Бандитская красота Приходько моментально увяла. Пожал Приходько презрительнол плечами и отправился на смородину, которая только минуту назад так вопиюще противоречила его назначению в мире.
Шере был сравнительно молод, но тем не менее умел доводить колонистов до обалдения своей постоянной уверенностью и нечеловеческой работоспособностью. Колонистам представлялось, что Шере никогда не ложится спать. Просыпается колония, а Эдуард Николаевич уже меряет поле длинными, немного нескладными, как у породистого молодого пса, ногами. Играют сигнал спать, а шере в свинарне о чем-то договаривается с плотником. Днем шере одновременно можно было видеть и на конюшне, и на постройке оранжереи, и на дороге в город, и на развозке навоза в поле; по крайней мере, у всех было впечатление, что все это происходит в одно и то же время, так быстро переносили Шере его замечательные ноги.
В конюшне Шере на другой же день поссорился с Антоном. Антон не мог понять и почувствовать, как это можно к такому живому и симпатичному существу, как лошадь, относиться так математически, как это настойчиво рекомендовал Эдуард Николаевич.

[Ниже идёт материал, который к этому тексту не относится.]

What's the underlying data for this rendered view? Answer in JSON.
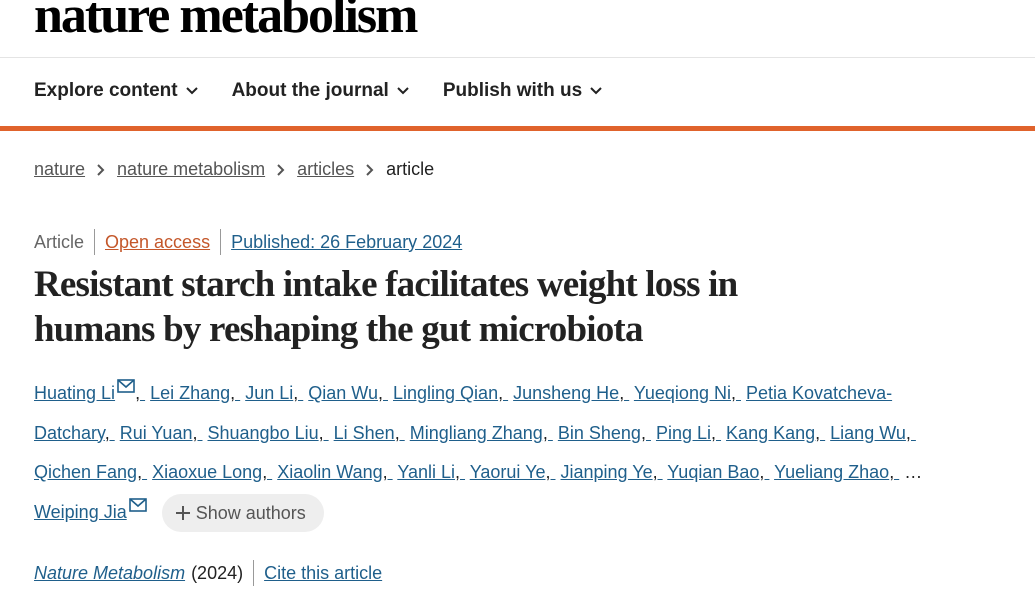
{
  "header": {
    "logo": "nature metabolism"
  },
  "nav": {
    "items": [
      "Explore content",
      "About the journal",
      "Publish with us"
    ]
  },
  "breadcrumb": [
    "nature",
    "nature metabolism",
    "articles",
    "article"
  ],
  "article": {
    "type": "Article",
    "access": "Open access",
    "published": "Published: 26 February 2024",
    "title": "Resistant starch intake facilitates weight loss in humans by reshaping the gut microbiota",
    "authors": [
      "Huating Li",
      "Lei Zhang",
      "Jun Li",
      "Qian Wu",
      "Lingling Qian",
      "Junsheng He",
      "Yueqiong Ni",
      "Petia Kovatcheva-Datchary",
      "Rui Yuan",
      "Shuangbo Liu",
      "Li Shen",
      "Mingliang Zhang",
      "Bin Sheng",
      "Ping Li",
      "Kang Kang",
      "Liang Wu",
      "Qichen Fang",
      "Xiaoxue Long",
      "Xiaolin Wang",
      "Yanli Li",
      "Yaorui Ye",
      "Jianping Ye",
      "Yuqian Bao",
      "Yueliang Zhao",
      "Weiping Jia"
    ],
    "ellipsis": "…",
    "show_authors": "Show authors",
    "journal": "Nature Metabolism",
    "year": "(2024)",
    "cite": "Cite this article"
  }
}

— Что это он выдумывает? Важить? Видели такое, чтобы сено важить? Говорит, вот тебе норма: и не меньше и не больше. И норма какая-то дуракцая — всего понемножку. Лошади подохнут, так я отвечать буду? А работать, говорит, по часам. И тетрадку придумал: записывай, сколько часов работали.
Шере не испугался Антона, когда тот по привычке закричал, что не даст Коршуна, потому что Коршун, по проектам Антона, должен был через день совершать какие-то особые подвиги. Эдуард Николаевич сам вошел в конюшню, сам вывел и запряг Коршуна и даже не глянул на окаменевшего от такого поношения Братченко. Антон надулся, швырнул кнут в угол конюшни и ушел. Когда он к вечеру все-таки заглянул в конюшню, он увидел, что там хозяйничают Орлов и Бублик. Антон пришел в глубоко оскорбленное состояние и отправился ко мне с прошением об отставке, но посреди двора на него налетел с бумажкой в руке Шере и, как ни в чем не бывало, вежливо склонился над обиженной физиономией старшего конюха.
— Слушайте, ваша фамилия, кажется, Братченко? Вот для вас план на эту неделю. Видите, здесь точно обозначено, что полагается делать каждой лошади в тот или другой день, когда выезжать и прочее. Видите, вот здесь написано, какая лошадь дежурная для поездки в город, а какая выходная. Вы рассмотрите с вашими товарищами и завтра скажите мне, какие вы находите нужным сделать изменения.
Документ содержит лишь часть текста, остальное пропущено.